# Favorite foreign horror movie?



## Fletch350z

So, I've recently started to really watch a lot of foreign horror movies and I'm really finding some amazing ones. There are some main stream ones like "The Grudge" or "The Ring" but what are some of your favorites? Maybe some that most people wouldn't have heard of? 
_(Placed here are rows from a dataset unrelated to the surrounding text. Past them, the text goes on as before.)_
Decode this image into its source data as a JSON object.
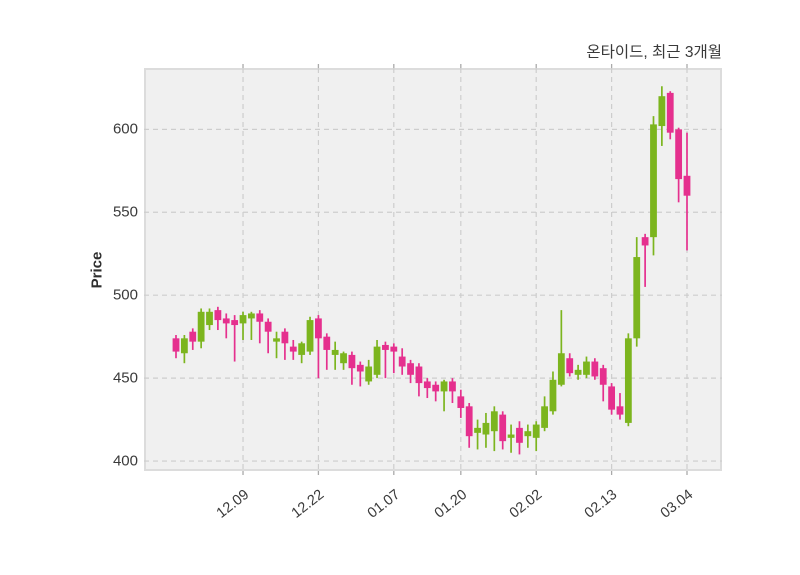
{
  "title": "온타이드, 최근 3개월",
  "chart_data": {
    "type": "candlestick",
    "title": "온타이드, 최근 3개월",
    "ylabel": "Price",
    "y_ticks": [
      400,
      450,
      500,
      550,
      600
    ],
    "ylim": [
      394,
      637
    ],
    "x_tick_labels": [
      "12.09",
      "12.22",
      "01.07",
      "01.20",
      "02.02",
      "02.13",
      "03.04"
    ],
    "x_tick_indices": [
      8,
      17,
      26,
      34,
      43,
      52,
      61
    ],
    "grid": "dashed",
    "legend": "none",
    "colors": {
      "up": "#7cb51e",
      "down": "#e5308e",
      "plot_background": "#f0f0f0",
      "grid_line": "#cdcdcd",
      "axis_text": "#3a3a3a",
      "tick_mark": "#aaaaaa"
    },
    "candles_format": [
      "open",
      "high",
      "low",
      "close"
    ],
    "candles": [
      [
        474,
        476,
        462,
        466
      ],
      [
        465,
        476,
        459,
        474
      ],
      [
        478,
        480,
        467,
        472
      ],
      [
        472,
        492,
        468,
        490
      ],
      [
        482,
        492,
        479,
        490
      ],
      [
        491,
        493,
        479,
        485
      ],
      [
        486,
        489,
        474,
        483
      ],
      [
        485,
        488,
        460,
        482
      ],
      [
        483,
        490,
        473,
        488
      ],
      [
        486,
        490,
        473,
        489
      ],
      [
        489,
        491,
        471,
        484
      ],
      [
        484,
        486,
        465,
        478
      ],
      [
        472,
        478,
        462,
        474
      ],
      [
        478,
        480,
        461,
        471
      ],
      [
        469,
        473,
        461,
        466
      ],
      [
        464,
        472,
        459,
        471
      ],
      [
        466,
        487,
        464,
        485
      ],
      [
        486,
        488,
        450,
        474
      ],
      [
        475,
        477,
        455,
        467
      ],
      [
        464,
        472,
        455,
        467
      ],
      [
        459,
        466,
        455,
        465
      ],
      [
        464,
        466,
        446,
        456
      ],
      [
        458,
        460,
        445,
        454
      ],
      [
        448,
        461,
        446,
        457
      ],
      [
        452,
        473,
        450,
        469
      ],
      [
        470,
        472,
        450,
        467
      ],
      [
        469,
        471,
        453,
        466
      ],
      [
        463,
        468,
        452,
        457
      ],
      [
        459,
        461,
        447,
        452
      ],
      [
        457,
        459,
        439,
        447
      ],
      [
        448,
        450,
        438,
        444
      ],
      [
        446,
        448,
        436,
        442
      ],
      [
        442,
        449,
        430,
        448
      ],
      [
        448,
        450,
        435,
        442
      ],
      [
        439,
        443,
        426,
        432
      ],
      [
        433,
        435,
        408,
        415
      ],
      [
        417,
        425,
        407,
        420
      ],
      [
        416,
        429,
        408,
        423
      ],
      [
        418,
        433,
        406,
        430
      ],
      [
        428,
        430,
        407,
        412
      ],
      [
        414,
        422,
        405,
        416
      ],
      [
        420,
        424,
        404,
        411
      ],
      [
        415,
        422,
        408,
        418
      ],
      [
        414,
        424,
        406,
        422
      ],
      [
        420,
        439,
        418,
        433
      ],
      [
        430,
        454,
        428,
        449
      ],
      [
        446,
        491,
        445,
        465
      ],
      [
        462,
        465,
        451,
        453
      ],
      [
        452,
        458,
        449,
        455
      ],
      [
        452,
        463,
        450,
        460
      ],
      [
        460,
        462,
        449,
        451
      ],
      [
        456,
        458,
        436,
        446
      ],
      [
        445,
        447,
        428,
        431
      ],
      [
        433,
        441,
        425,
        428
      ],
      [
        423,
        477,
        421,
        474
      ],
      [
        474,
        535,
        469,
        523
      ],
      [
        535,
        537,
        505,
        530
      ],
      [
        535,
        608,
        524,
        603
      ],
      [
        602,
        626,
        590,
        620
      ],
      [
        622,
        623,
        594,
        598
      ],
      [
        600,
        601,
        556,
        570
      ],
      [
        572,
        598,
        527,
        560
      ]
    ]
  }
}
I recently watched "I Saw the Devil" and "Chaser" on Netflix and really liked both of them. I Saw the Devil is one of my favorite horror films now as it is really well done and very creepy and dark. The ending is pretty great too, . So, what are your favorites?


----------



## highbury

Check out Lucio Fulci's _Zombie_ or any of the other Italian horror classics from the 70s and 80s. Another must-see is Dario Argento's _Suspiria_.


----------



## Fletch350z

Yep, those are both great movies as well!


----------



## Hairazor

The one that comes to mind for me is Nosferatu


----------



## austenandrews

Tough call. _Ju-On_ and _Let the Right One In_ are two of my favorite films period, but among the lesser-known ones, _The Orphanage_ was pretty effective.


----------



## Fletch350z

I like all of those. I saw the original let the right one in but haven't seen the "new" one. And, despite some bad reviews, I really liked the orphanage as well. On a similar note, I liked Don't be Afraid of the Dark and and Mama as well.


----------



## stars8462

Let The Right One In 
Ils (Them)
REC


----------



## drevilstein

Those are all great. I also like Primal (Australian) a lot and Cold Prey (Norwegian). Lately some of my favorite horror movies are from other countries.

A few more:

Dead Snow
Doghouse
The Devil's Backbone


----------



## The-Hog-Flu

I Saw the Devil was fantastic.....but my favorite is a French film, Martyrs.


----------



## stars8462

drevilstein said:


> Those are all great. I also like Primal (Australian) a lot and Cold Prey (Norwegian). Lately some of my favorite horror movies are from other countries.
> 
> A few more:
> 
> Dead Snow
> Doghouse
> The Devil's Backbone


Dangit - how could I forget about Cold Prey
I own and love the 1st and 2nd one.


----------



## The-Hog-Flu

I just watched Bedevilled last night. It was really good.


----------



## RWB

Haute Tension (High Tension). Pretty intense in the vein of Hills Have Eyes. Another one pretty tuff is Inside. Both of these are French films and there are no apologies for lack of big story lines.


----------



## hazeldazel

I really love L_es Diaboliques_. It's a French film from 1955, horror/thiller about murder and ghosts.


----------



## kitchie

My favorite horror movie is Pee Mak.. It's a horror movie that made me laugh at the same time..


----------



## jobiz

There's a Japanese film from 1999 called Audition(Ôdishon).
This thing scared the hell out of me partly because when I started to watch it I didn't realize that it was a horror film! It started out like a kind of romantic comedy about a lonely man looking for love. Then things take a turn and it gets really crazy.

Great film.


----------